Monday, September 23 at 2:50 a.m. is the Autumnal Equinox, also known as the First Day of Fall. An equinox occurs when the Earth is neither tilted toward or away from the sun.
The Earth is tilted by 23.5 degrees on its axis, which why we have seasons in the first place. When the northern hemisphere is tilted toward the sun, we’re in summer; when the northern hemisphere is tilted away from the sun we get winter. The equinox is the moment between, when both hemispheres receive the same amount of sunlight. During the equinox, the sunrise and sunset also appear at due east and due west respectively.
Although equinox does translate out to “equal night” the equinox is not actually a day of equal day and night for all us of. That day also depends on your latitude. For Huntsville, our day of equal daylight and night will come a few days after the equinox on September 26th.

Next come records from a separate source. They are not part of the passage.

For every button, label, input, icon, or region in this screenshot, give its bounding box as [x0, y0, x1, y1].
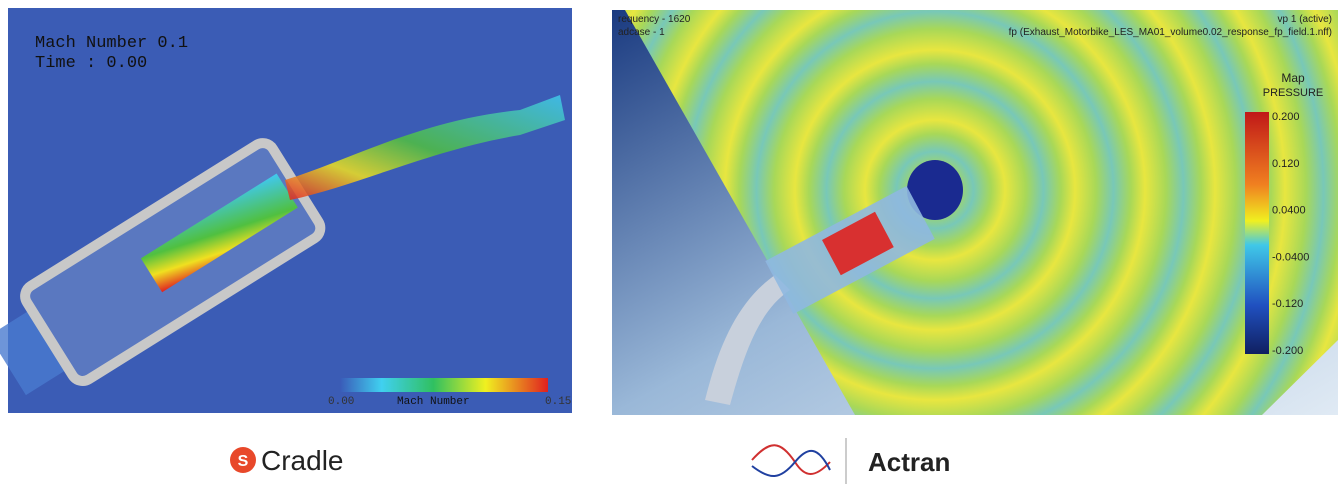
colorbar-label: 0.00	[328, 396, 354, 408]
colorbar-title: Map	[1281, 71, 1305, 85]
colorbar-title: PRESSURE	[1263, 87, 1324, 99]
cradle-panel: Mach Number 0.1 Time : 0.00 0.00 Mach Nu…	[0, 8, 572, 413]
overlay-text: adcase - 1	[618, 27, 665, 38]
logo-mark: S	[238, 453, 249, 470]
actran-logo: Actran	[752, 438, 950, 484]
cradle-logo: S Cradle	[230, 445, 343, 476]
colorbar-tick-label: 0.0400	[1272, 205, 1306, 217]
colorbar-tick-label: -0.120	[1272, 298, 1303, 310]
logo-curve	[752, 445, 830, 474]
colorbar	[340, 378, 548, 392]
colorbar-title: Mach Number	[397, 396, 470, 408]
actran-panel: requency - 1620 adcase - 1 vp 1 (active)…	[612, 10, 1338, 415]
page: {"left_panel": {"overlay": {"line1": "Ma…	[0, 0, 1338, 486]
overlay-text: Mach Number 0.1	[35, 34, 188, 53]
colorbar-tick-label: 0.120	[1272, 158, 1300, 170]
colorbar-tick-label: -0.200	[1272, 345, 1303, 357]
colorbar	[1245, 112, 1269, 354]
overlay-text: vp 1 (active)	[1278, 14, 1332, 25]
logo-text: Cradle	[261, 445, 343, 476]
overlay-text: requency - 1620	[618, 14, 691, 25]
overlay-text: Time : 0.00	[35, 54, 147, 73]
figure: Mach Number 0.1 Time : 0.00 0.00 Mach Nu…	[0, 0, 1338, 486]
colorbar-tick-label: -0.0400	[1272, 251, 1309, 263]
colorbar-label: 0.15	[545, 396, 571, 408]
overlay-text: fp (Exhaust_Motorbike_LES_MA01_volume0.0…	[1009, 27, 1332, 38]
colorbar-tick-label: 0.200	[1272, 111, 1300, 123]
logo-text: Actran	[868, 447, 950, 477]
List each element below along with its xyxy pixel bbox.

After this day we’ll experience more night hours than daylight hours until the winter solstice.
Between now and the winter solstice Huntsville’s average temperature will drop by about 30 degrees, from 83°F to 52°F. We’ve been well above average through most of September though; in fact, September 2019 is shaping up to be the second warmest month in Huntsville’s history with an average high of 95 degrees!
Unfortunately, the “Summer Sizzle” will not come to an end despite Fall’s beginning, and forecast guidance indicate that daytime highs in the mid to upper 90s are possible through next weekend. These forecast numbers are already 10 degrees above average, but it may be possible to experience temperatures 15 to 20 degrees above average if those model guidance numbers verify!